TIME was and it wasn't such a very long time ago - that a Taoiseach would travel by public transport with the press during an election campaign. Talk at length on and off the record, not a handler in sight. Field any question, and if he didn't like the tone . . . well, tell the reporter concerned to take the shortest route to Hades. And definitely not apologise.
In one case, it was a British journalist, fresh into Dublin and reporting on the June, 1989 vote. "So what will you do after the election?" he asked C. J. Haughey, as we sat with our leader on the DART. Continue for another five years and then retire? Fearless, this young man was. War correspondent material. If there had been a window, he could have found himself halfway through it.

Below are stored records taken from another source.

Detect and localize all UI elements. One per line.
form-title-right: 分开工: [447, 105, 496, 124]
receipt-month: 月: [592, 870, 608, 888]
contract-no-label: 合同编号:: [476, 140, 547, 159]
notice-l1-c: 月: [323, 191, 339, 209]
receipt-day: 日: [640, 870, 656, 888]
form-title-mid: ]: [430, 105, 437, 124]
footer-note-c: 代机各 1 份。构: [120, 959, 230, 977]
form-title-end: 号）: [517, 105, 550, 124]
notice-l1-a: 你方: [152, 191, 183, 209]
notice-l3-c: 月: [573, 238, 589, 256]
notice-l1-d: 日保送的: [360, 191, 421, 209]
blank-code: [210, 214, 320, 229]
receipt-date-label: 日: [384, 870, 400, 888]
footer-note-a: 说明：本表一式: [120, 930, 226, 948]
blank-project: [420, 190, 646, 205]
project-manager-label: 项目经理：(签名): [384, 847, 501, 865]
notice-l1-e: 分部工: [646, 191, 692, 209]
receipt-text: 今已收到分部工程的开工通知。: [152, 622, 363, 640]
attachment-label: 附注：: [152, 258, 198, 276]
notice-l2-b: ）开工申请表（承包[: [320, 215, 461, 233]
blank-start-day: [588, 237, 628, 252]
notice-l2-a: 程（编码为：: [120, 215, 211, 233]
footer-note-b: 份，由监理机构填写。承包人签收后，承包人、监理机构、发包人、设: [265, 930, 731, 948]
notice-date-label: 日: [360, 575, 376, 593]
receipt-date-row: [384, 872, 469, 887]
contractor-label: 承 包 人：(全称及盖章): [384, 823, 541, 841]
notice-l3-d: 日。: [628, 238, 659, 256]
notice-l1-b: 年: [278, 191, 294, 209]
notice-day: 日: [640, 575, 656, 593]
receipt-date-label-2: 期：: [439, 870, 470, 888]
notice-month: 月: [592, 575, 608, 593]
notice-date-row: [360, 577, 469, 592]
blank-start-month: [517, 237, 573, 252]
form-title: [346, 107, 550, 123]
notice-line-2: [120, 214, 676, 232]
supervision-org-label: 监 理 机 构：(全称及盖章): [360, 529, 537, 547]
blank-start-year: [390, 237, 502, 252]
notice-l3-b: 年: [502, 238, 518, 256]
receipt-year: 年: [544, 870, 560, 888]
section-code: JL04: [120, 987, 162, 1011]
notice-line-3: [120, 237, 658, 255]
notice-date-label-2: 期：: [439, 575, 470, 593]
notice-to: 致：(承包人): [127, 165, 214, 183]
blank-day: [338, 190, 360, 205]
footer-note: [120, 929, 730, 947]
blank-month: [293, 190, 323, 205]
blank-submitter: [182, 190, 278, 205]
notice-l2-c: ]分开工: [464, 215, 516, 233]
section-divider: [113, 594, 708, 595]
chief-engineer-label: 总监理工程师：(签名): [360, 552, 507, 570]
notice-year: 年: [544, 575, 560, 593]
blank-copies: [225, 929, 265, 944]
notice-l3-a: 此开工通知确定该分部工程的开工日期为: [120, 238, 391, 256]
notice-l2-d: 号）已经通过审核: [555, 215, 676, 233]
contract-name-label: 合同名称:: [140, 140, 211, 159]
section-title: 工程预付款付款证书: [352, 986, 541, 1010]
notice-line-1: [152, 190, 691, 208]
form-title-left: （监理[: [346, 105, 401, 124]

A few minutes later, the then Taoiseach laid his eyes on a sallow skinned young reporter. He asked her if she was Spanish. No, she was from the BBC.
There was a shrug, a wearisome sigh in response. "I suppose there has to be a BBC..." Protected by handlers You'd miss all that now in this age of processed, packaged, Cellophane wrapped, manicured politicians, protected by handlers who prefer to travel apart. So while John Bruton, as Opposition leader, was happy to take a provincial bus around the country in the depths of winter in 1992 - reading a biography of the Turkish leader, Kemal Ataturk, en route - the election coach last week was empty apart from a handful of journalists. Even on the train the week before, Mr Bruton could keep his distance if he chose to in a separate carriage. The scraps would be fed out if and when handlers deemed fit.
Issues? What issues could there be when a politician was travelling at 80 to 90 miles an hour through the midlands. Commitment to green government? One could test that by the length of the larger parties' high octane entourage. One of the biggest giggles was the Fine Gael concept of a "bypass Ireland", with an economy which was in danger of leaving the poor and marginalised behind. The party leader only had to voice concern for 30 seconds to camera. There were no leisurely stops to listen to the electorate last Monday in the midlands, no lay bys on this particular soundbite route.
If the camera led schedule left print journalists lagging at times, perhaps we had only ourselves to blame. Genuine grievances did not get sufficiently aired. Parties such as Fianna Fail had drawn up their "wish lists" beforehand. Were it not for independent candidates in some constituencies, the voice of minorities would not have been heard.
Election fodder As it was, the vulnerable became election fodder. Not a week after a baby had been found dead in a Co Laois graveyard and a 16 year old mother had come forward to gardai, the Progressive Democrats were sensitively stirring it up for single mothers. Bouquets to the leader, Mary Harney, for spotting an opportunity. The same prejudices had been recorded by several election directors on doorsteps in some of the more prosperous rural counties.
One woman who spoke, to this reporter during a constituency tour said she wanted to send Ms Harney a copy of Arthur Miller's The Crucible, the play (now also a film) about the witch trials in Salem, Massachusetts. It wasn't just the failure to mention single fathers that had upset her, or the fact that payments to lone parents took up only about 5 per cent of the social welfare budget. The working classes were far more tolerant and supportive of such situations, she felt, while the middle classes had a palpable fear of independent women.
Then there were the refugees and migrants - with travellers being mentioned in the subtext, where Romanians were concerned. It provided great sport for some Dublin candidates, such as the Fianna Fail councillor Colm McGrath, who issued a press release demanding an urgent review of the housing allocation to "illegal immigrants" in his constituency of Dublin South West.
"Local people in Tallaght and Clondalkin are incensed at the behaviour of these alleged political refugees, many of whom they suspect of being economic refugees here to milk our social welfare system," Councillor McGrath proclaimed. In one house, there had been the ritual slaughter of a lamb. In another, house in Tallaght, up to 30 refugees were sleeping rough, he said, and engaging in various' forms of antisocial behaviour".
Facts and myth Had he chosen to phone the Irish Refugee Council, the councillor's mind could have been put to rest. Again, vote catching relied less on fact and more on myth. Non EU nationals are generally not entitled to claim welfare here, according to the council. People seeking asylum are not allowed to work, or to sign on, while awaiting a decision on their future status. During this period, they can claim basic supplementary welfare payments, emergency accommodation and rent allowance, but they are not eligible for permanent local authority housing.
As both the council and Amnesty International's Irish section have pointed out, the issue of illegal immigration is completely separate to that of asylum seekers, who may be fleeing torture, unjust imprisonment or death. The 1996 Refugee Act is a major step forward in providing such protection, but it is still waiting to be fully implemented.
Mary Lawlor, Amnesty's director, has had asylum seekers in tears over the cead mile failte here. One Shia Muslim of Kurdish descent put his thoughts on paper. He is a physicist, with several languages, who has lost most of his family.
"I didn't come here to take money, he wrote. "I didn't come here to eat and sleep . . . I don't need to be called a scrounger. I like the Irish very much."